何故私は続けていられるのだろかと考えてみるが、自分でもよく分からないのだ。”健康” ”タフ” ”参らない””あきらめない” が続けられる相場だろうが、どれも違う気がする。正直言ってよく分からない。まあ、そんなこと大した問題ではない。
そんな私であるが、本当に困り、やり切れなくなり潰れそうなケースが稀にある。五年、いや十年にお一人位の割合になるだろうか、あるのである。

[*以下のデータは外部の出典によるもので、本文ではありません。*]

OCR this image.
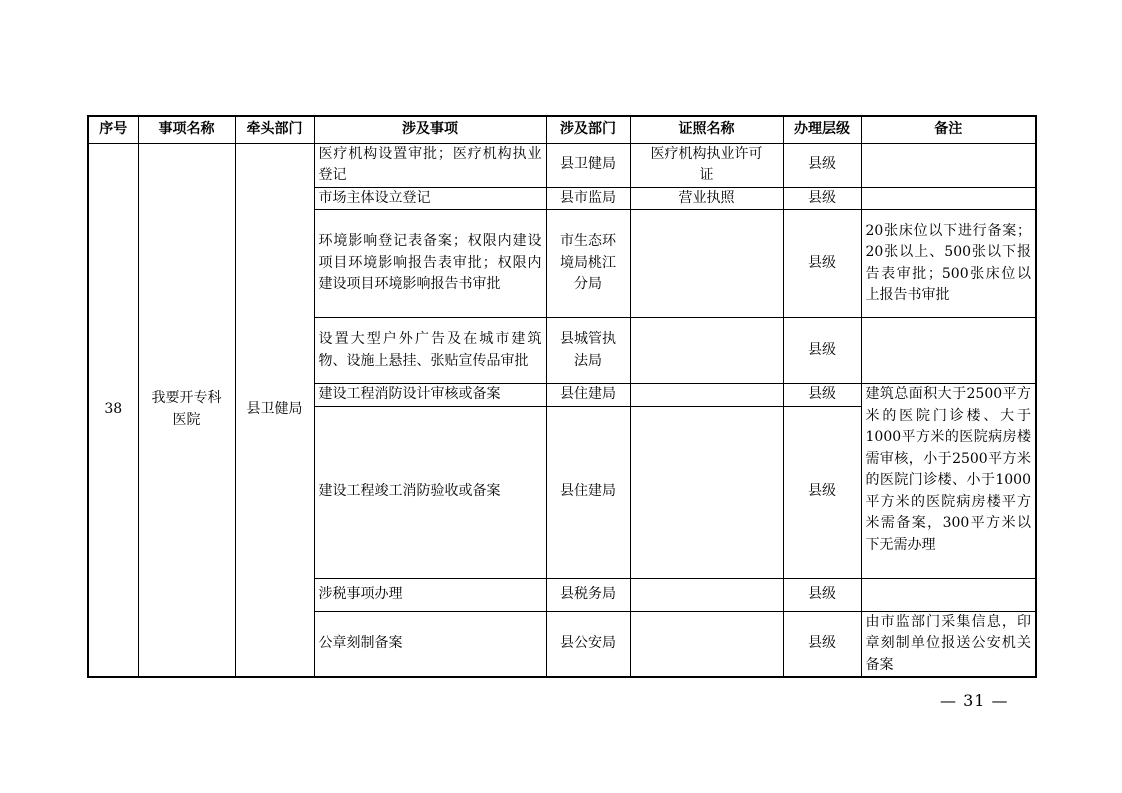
序号	事项名称	牵头部门	涉及事项	涉及部门	证照名称	办理层级	备注
38	我要开专科医院	县卫健局	医疗机构设置审批；医疗机构执业登记	县卫健局	医疗机构执业许可证	县级	
			市场主体设立登记	县市监局	营业执照	县级	
			环境影响登记表备案；权限内建设项目环境影响报告表审批；权限内建设项目环境影响报告书审批	市生态环境局桃江分局		县级	20张床位以下进行备案；20张以上、500张以下报告表审批；500张床位以上报告书审批
			设置大型户外广告及在城市建筑物、设施上悬挂、张贴宣传品审批	县城管执法局		县级	
			建设工程消防设计审核或备案	县住建局		县级	建筑总面积大于2500平方米的医院门诊楼、大于1000平方米的医院病房楼需审核，小于2500平方米的医院门诊楼、小于1000平方米的医院病房楼平方米需备案，300平方米以下无需办理
			建设工程竣工消防验收或备案	县住建局		县级	
			涉税事项办理	县税务局		县级	
			公章刻制备案	县公安局		县级	由市监部门采集信息，印章刻制单位报送公安机关备案
— 31 —
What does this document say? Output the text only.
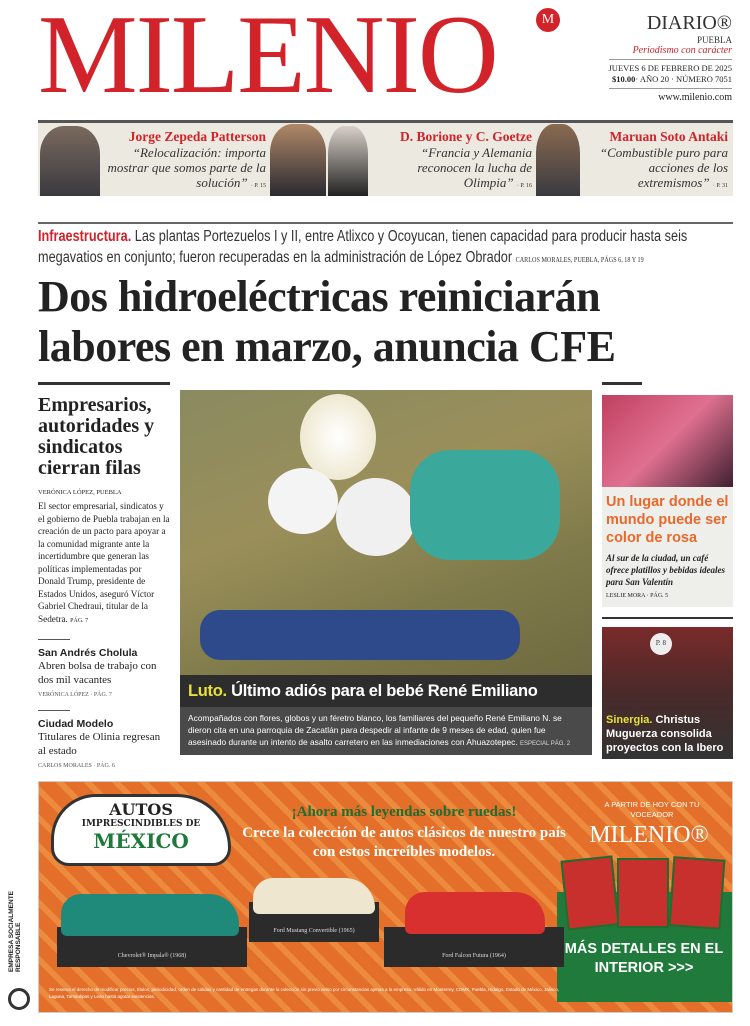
MILENIO	M	DIARIO®
PUEBLA
Periodismo con carácter
JUEVES 6 DE FEBRERO DE 2025
$10.00· AÑO 20 · NÚMERO 7051
www.milenio.com
Jorge Zepeda Patterson
“Relocalización: importa mostrar que somos parte de la solución” · P. 15
D. Borione y C. Goetze
“Francia y Alemania reconocen la lucha de Olimpia” · P. 16
Maruan Soto Antaki
“Combustible puro para acciones de los extremismos” · P. 31
Infraestructura. Las plantas Portezuelos I y II, entre Atlixco y Ocoyucan, tienen capacidad para producir hasta seis megavatios en conjunto; fueron recuperadas en la administración de López Obrador CARLOS MORALES, PUEBLA, PÁGS 6, 18 Y 19
Dos hidroeléctricas reiniciarán labores en marzo, anuncia CFE
Empresarios, autoridades y sindicatos cierran filas
VERÓNICA LÓPEZ, PUEBLA
El sector empresarial, sindicatos y el gobierno de Puebla trabajan en la creación de un pacto para apoyar a la comunidad migrante ante la incertidumbre que generan las políticas implementadas por Donald Trump, presidente de Estados Unidos, aseguró Víctor Gabriel Chedraui, titular de la Sedetra. PÁG. 7
San Andrés Cholula
Abren bolsa de trabajo con dos mil vacantes
VERÓNICA LÓPEZ · PÁG. 7
Ciudad Modelo
Titulares de Olinia regresan al estado
CARLOS MORALES · PÁG. 6
Luto. Último adiós para el bebé René Emiliano
Acompañados con flores, globos y un féretro blanco, los familiares del pequeño René Emiliano N. se dieron cita en una parroquia de Zacatlán para despedir al infante de 9 meses de edad, quien fue asesinado durante un intento de asalto carretero en las inmediaciones con Ahuazotepec. ESPECIAL PÁG. 2
Un lugar donde el mundo puede ser color de rosa
Al sur de la ciudad, un café ofrece platillos y bebidas ideales para San Valentín
LESLIE MORA · PÁG. 5
P. 8
Sinergia. Christus Muguerza consolida proyectos con la Ibero
AUTOS
IMPRESCINDIBLES DE
MÉXICO
¡Ahora más leyendas sobre ruedas!
Crece la colección de autos clásicos de nuestro país con estos increíbles modelos.
A PARTIR DE HOY CON TU VOCEADOR
MILENIO®
MÁS DETALLES EN EL INTERIOR >>>
Chevrolet® Impala® (1968)
Ford Mustang Convertible (1965)
Ford Falcon Futura (1964)
Se reserva el derecho de modificar precios, títulos, periodicidad, orden de salidas y cantidad de entregas durante la colección sin previo aviso por circunstancias ajenas a la empresa. Válido en Monterrey, CDMX, Puebla, Hidalgo, Estado de México, Jalisco, Laguna, Tamaulipas y León hasta agotar existencias.
EMPRESA SOCIALMENTE RESPONSABLE
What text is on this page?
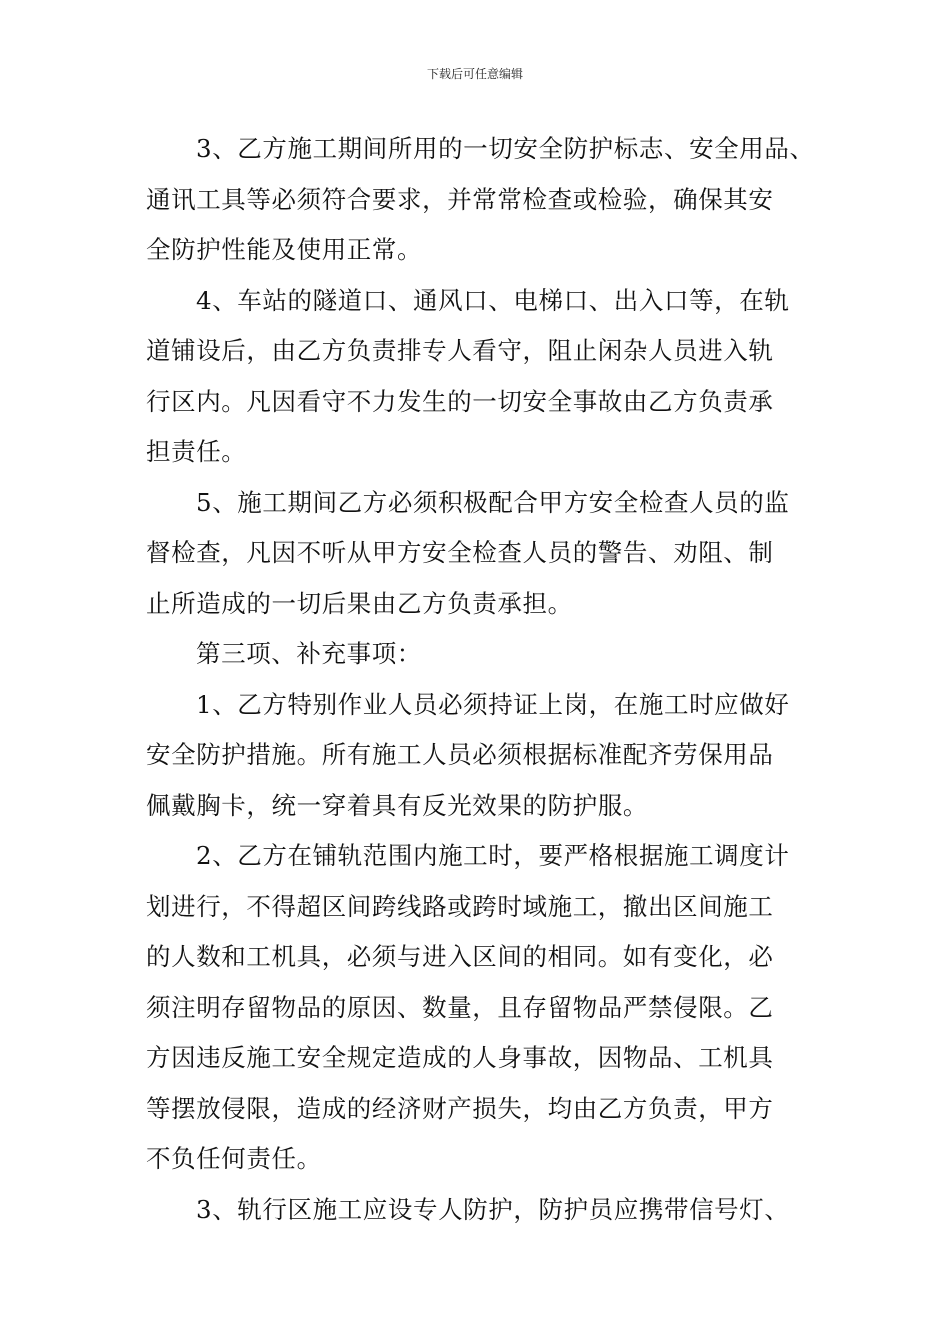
下载后可任意编辑

3、乙方施工期间所用的一切安全防护标志、安全用品、
通讯工具等必须符合要求，并常常检查或检验，确保其安
全防护性能及使用正常。

4、车站的隧道口、通风口、电梯口、出入口等，在轨
道铺设后，由乙方负责排专人看守，阻止闲杂人员进入轨
行区内。凡因看守不力发生的一切安全事故由乙方负责承
担责任。

5、施工期间乙方必须积极配合甲方安全检查人员的监
督检查，凡因不听从甲方安全检查人员的警告、劝阻、制
止所造成的一切后果由乙方负责承担。

第三项、补充事项：

1、乙方特别作业人员必须持证上岗，在施工时应做好
安全防护措施。所有施工人员必须根据标准配齐劳保用品
佩戴胸卡，统一穿着具有反光效果的防护服。

2、乙方在铺轨范围内施工时，要严格根据施工调度计
划进行，不得超区间跨线路或跨时域施工，撤出区间施工
的人数和工机具，必须与进入区间的相同。如有变化，必
须注明存留物品的原因、数量，且存留物品严禁侵限。乙
方因违反施工安全规定造成的人身事故，因物品、工机具
等摆放侵限，造成的经济财产损失，均由乙方负责，甲方
不负任何责任。

3、轨行区施工应设专人防护，防护员应携带信号灯、
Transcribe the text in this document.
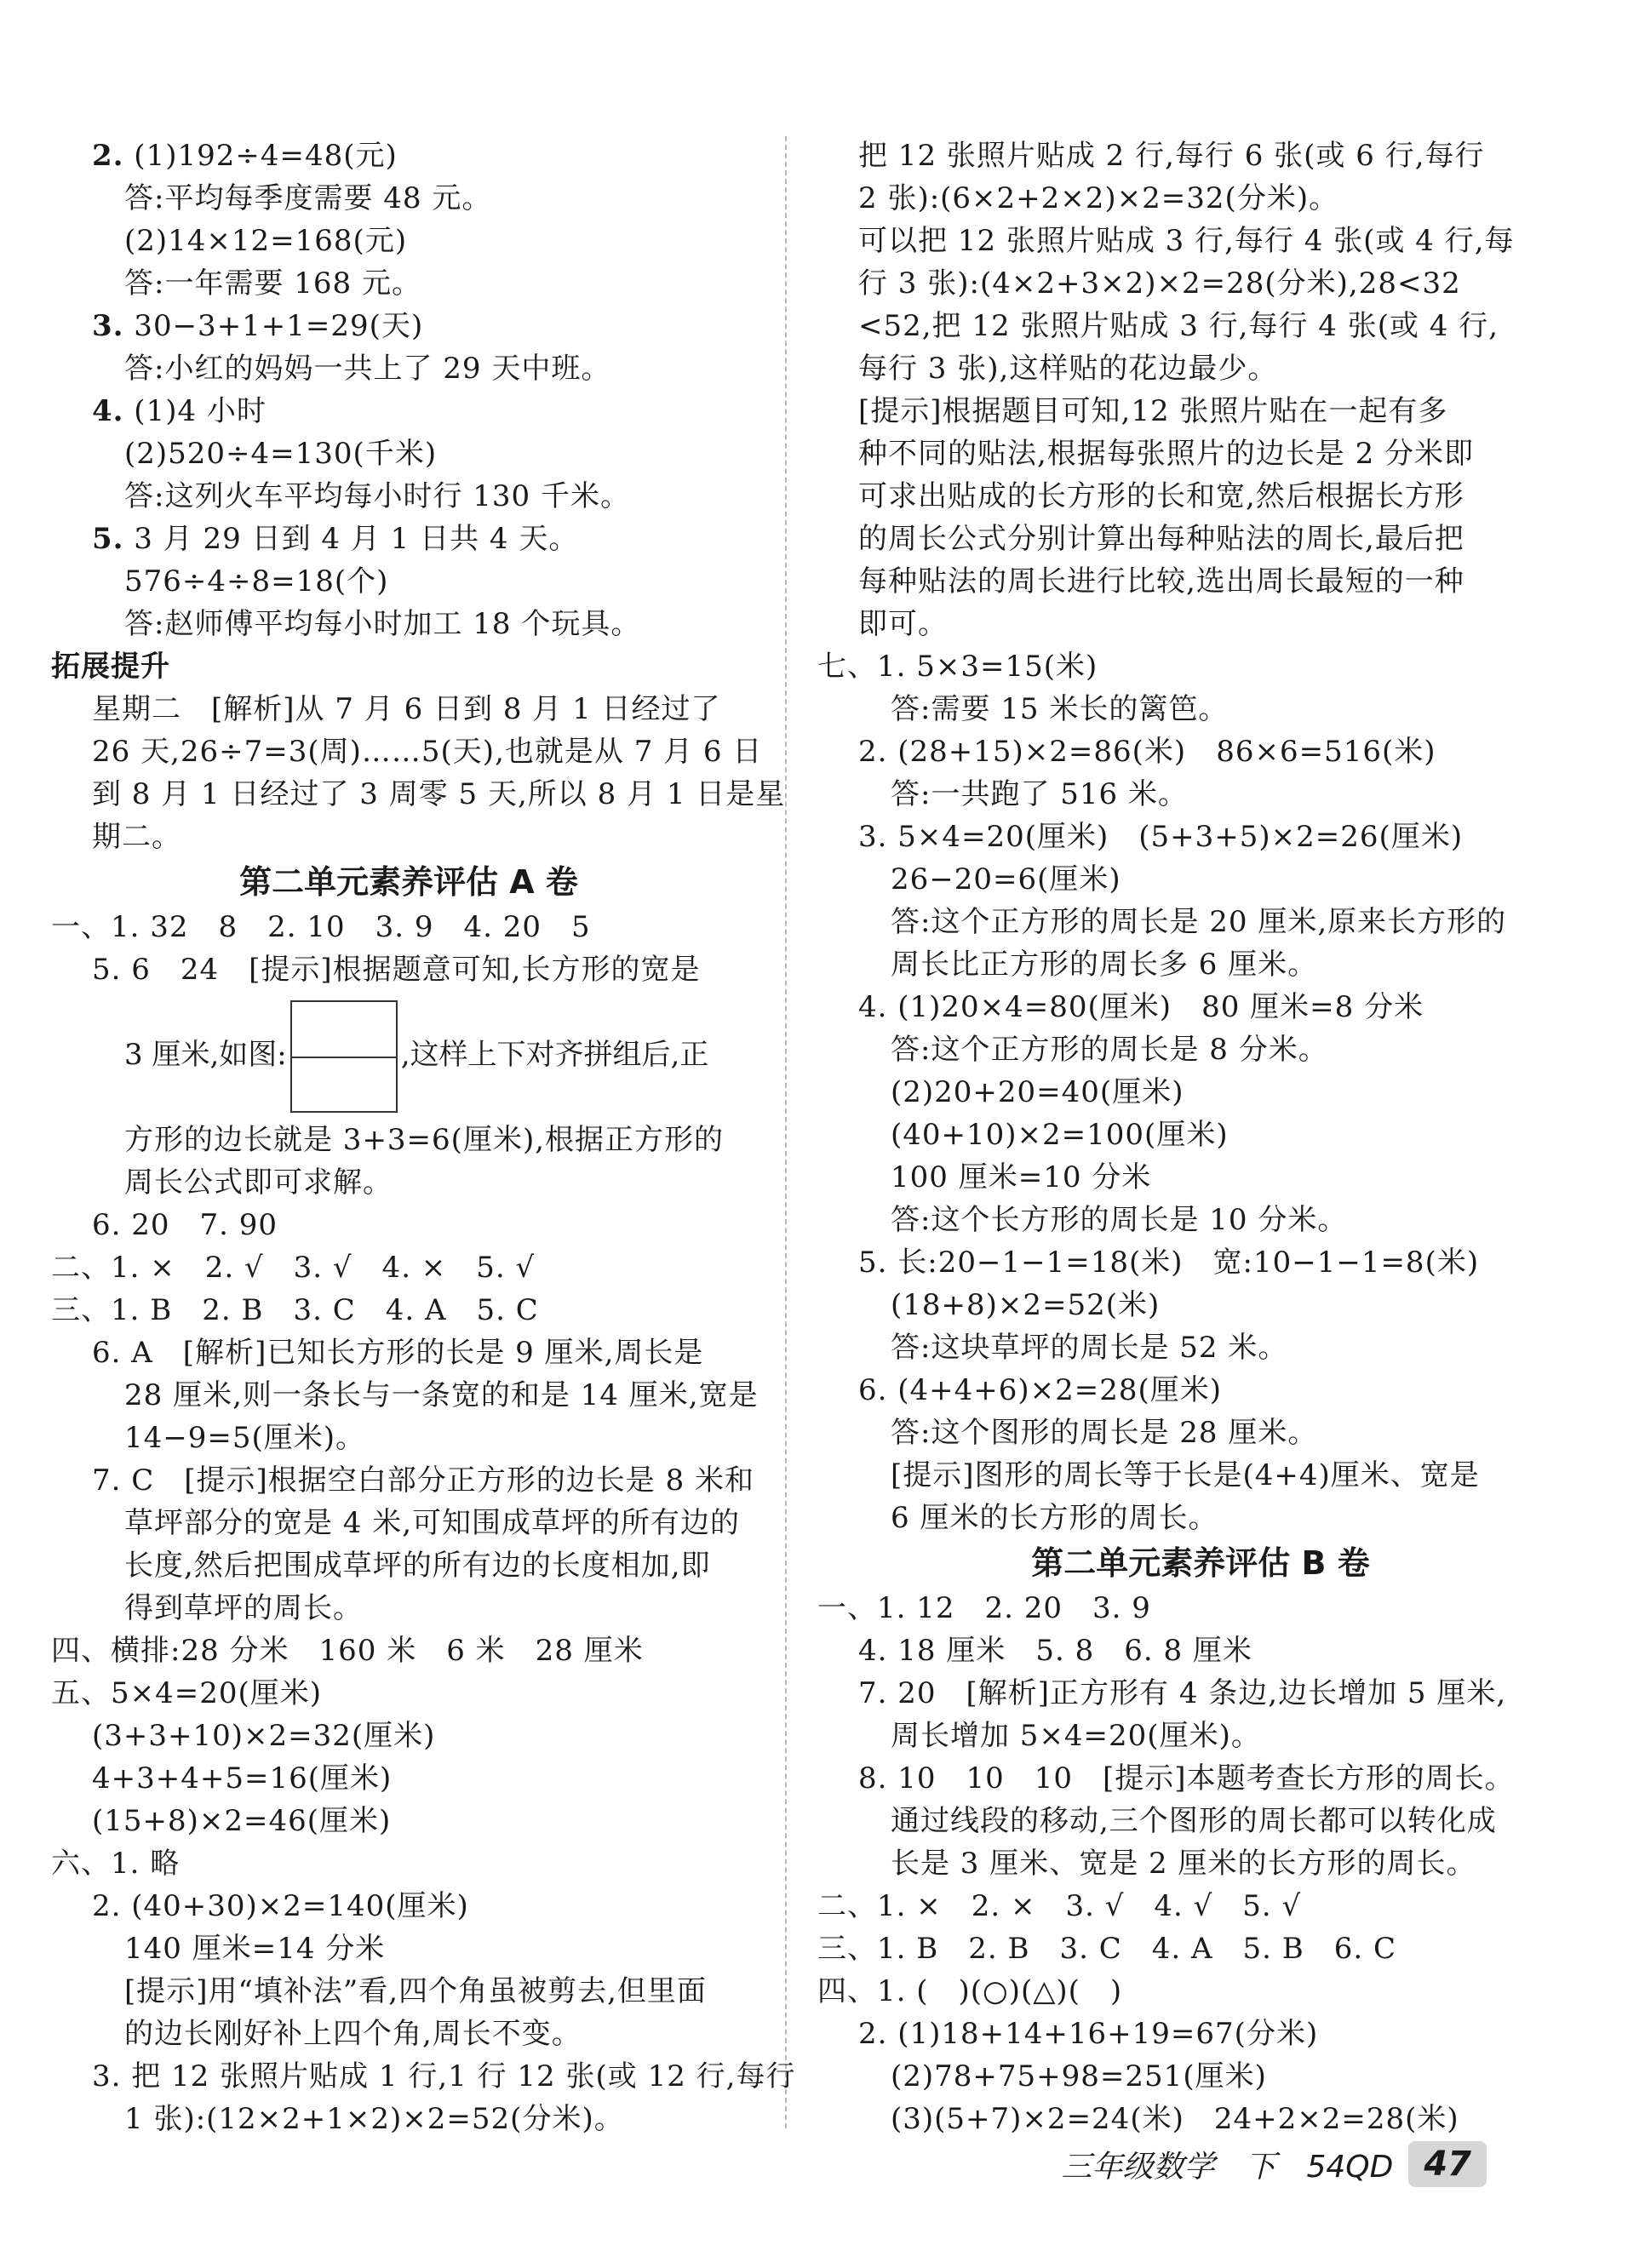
2. (1)192÷4=48(元)
答:平均每季度需要 48 元。
(2)14×12=168(元)
答:一年需要 168 元。
3. 30−3+1+1=29(天)
答:小红的妈妈一共上了 29 天中班。
4. (1)4 小时
(2)520÷4=130(千米)
答:这列火车平均每小时行 130 千米。
5. 3 月 29 日到 4 月 1 日共 4 天。
576÷4÷8=18(个)
答:赵师傅平均每小时加工 18 个玩具。
拓展提升
星期二　[解析]从 7 月 6 日到 8 月 1 日经过了
26 天,26÷7=3(周)……5(天),也就是从 7 月 6 日
到 8 月 1 日经过了 3 周零 5 天,所以 8 月 1 日是星
期二。
第二单元素养评估 A 卷
一、1. 32　8　2. 10　3. 9　4. 20　5
5. 6　24　[提示]根据题意可知,长方形的宽是
3 厘米,如图:	,这样上下对齐拼组后,正
方形的边长就是 3+3=6(厘米),根据正方形的
周长公式即可求解。
6. 20　7. 90
二、1. ×　2. √　3. √　4. ×　5. √
三、1. B　2. B　3. C　4. A　5. C
6. A　[解析]已知长方形的长是 9 厘米,周长是
28 厘米,则一条长与一条宽的和是 14 厘米,宽是
14−9=5(厘米)。
7. C　[提示]根据空白部分正方形的边长是 8 米和
草坪部分的宽是 4 米,可知围成草坪的所有边的
长度,然后把围成草坪的所有边的长度相加,即
得到草坪的周长。
四、横排:28 分米　160 米　6 米　28 厘米
五、5×4=20(厘米)
(3+3+10)×2=32(厘米)
4+3+4+5=16(厘米)
(15+8)×2=46(厘米)
六、1. 略
2. (40+30)×2=140(厘米)
140 厘米=14 分米
[提示]用“填补法”看,四个角虽被剪去,但里面
的边长刚好补上四个角,周长不变。
3. 把 12 张照片贴成 1 行,1 行 12 张(或 12 行,每行
1 张):(12×2+1×2)×2=52(分米)。
把 12 张照片贴成 2 行,每行 6 张(或 6 行,每行
2 张):(6×2+2×2)×2=32(分米)。
可以把 12 张照片贴成 3 行,每行 4 张(或 4 行,每
行 3 张):(4×2+3×2)×2=28(分米),28<32
<52,把 12 张照片贴成 3 行,每行 4 张(或 4 行,
每行 3 张),这样贴的花边最少。
[提示]根据题目可知,12 张照片贴在一起有多
种不同的贴法,根据每张照片的边长是 2 分米即
可求出贴成的长方形的长和宽,然后根据长方形
的周长公式分别计算出每种贴法的周长,最后把
每种贴法的周长进行比较,选出周长最短的一种
即可。
七、1. 5×3=15(米)
答:需要 15 米长的篱笆。
2. (28+15)×2=86(米)　86×6=516(米)
答:一共跑了 516 米。
3. 5×4=20(厘米)　(5+3+5)×2=26(厘米)
26−20=6(厘米)
答:这个正方形的周长是 20 厘米,原来长方形的
周长比正方形的周长多 6 厘米。
4. (1)20×4=80(厘米)　80 厘米=8 分米
答:这个正方形的周长是 8 分米。
(2)20+20=40(厘米)
(40+10)×2=100(厘米)
100 厘米=10 分米
答:这个长方形的周长是 10 分米。
5. 长:20−1−1=18(米)　宽:10−1−1=8(米)
(18+8)×2=52(米)
答:这块草坪的周长是 52 米。
6. (4+4+6)×2=28(厘米)
答:这个图形的周长是 28 厘米。
[提示]图形的周长等于长是(4+4)厘米、宽是
6 厘米的长方形的周长。
第二单元素养评估 B 卷
一、1. 12　2. 20　3. 9
4. 18 厘米　5. 8　6. 8 厘米
7. 20　[解析]正方形有 4 条边,边长增加 5 厘米,
周长增加 5×4=20(厘米)。
8. 10　10　10　[提示]本题考查长方形的周长。
通过线段的移动,三个图形的周长都可以转化成
长是 3 厘米、宽是 2 厘米的长方形的周长。
二、1. ×　2. ×　3. √　4. √　5. √
三、1. B　2. B　3. C　4. A　5. B　6. C
四、1. (　)(○)(△)(　)
2. (1)18+14+16+19=67(分米)
(2)78+75+98=251(厘米)
(3)(5+7)×2=24(米)　24+2×2=28(米)
三年级数学　下　54QD 47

私はクライアントの悲しい、やり切れない、辛い訴えをお聴きしたとしても参ることはなく、どう伴走したら良いのかその道筋について考えが及ぶ。面接室で深く長い沈黙が続く。この仕事は沈黙こそが大切で、聴き手である私はその沈黙の意味を考えながら何分でも待てるし、充分に慣れている。クライアントを急がせたりはしない。主訴たるものを最初にお聴きするのであるが、それを語られることもなく、ただただ涙を流されうなだれたままなのである。充分に落ち着かれる時間はあったと思われるのに、である。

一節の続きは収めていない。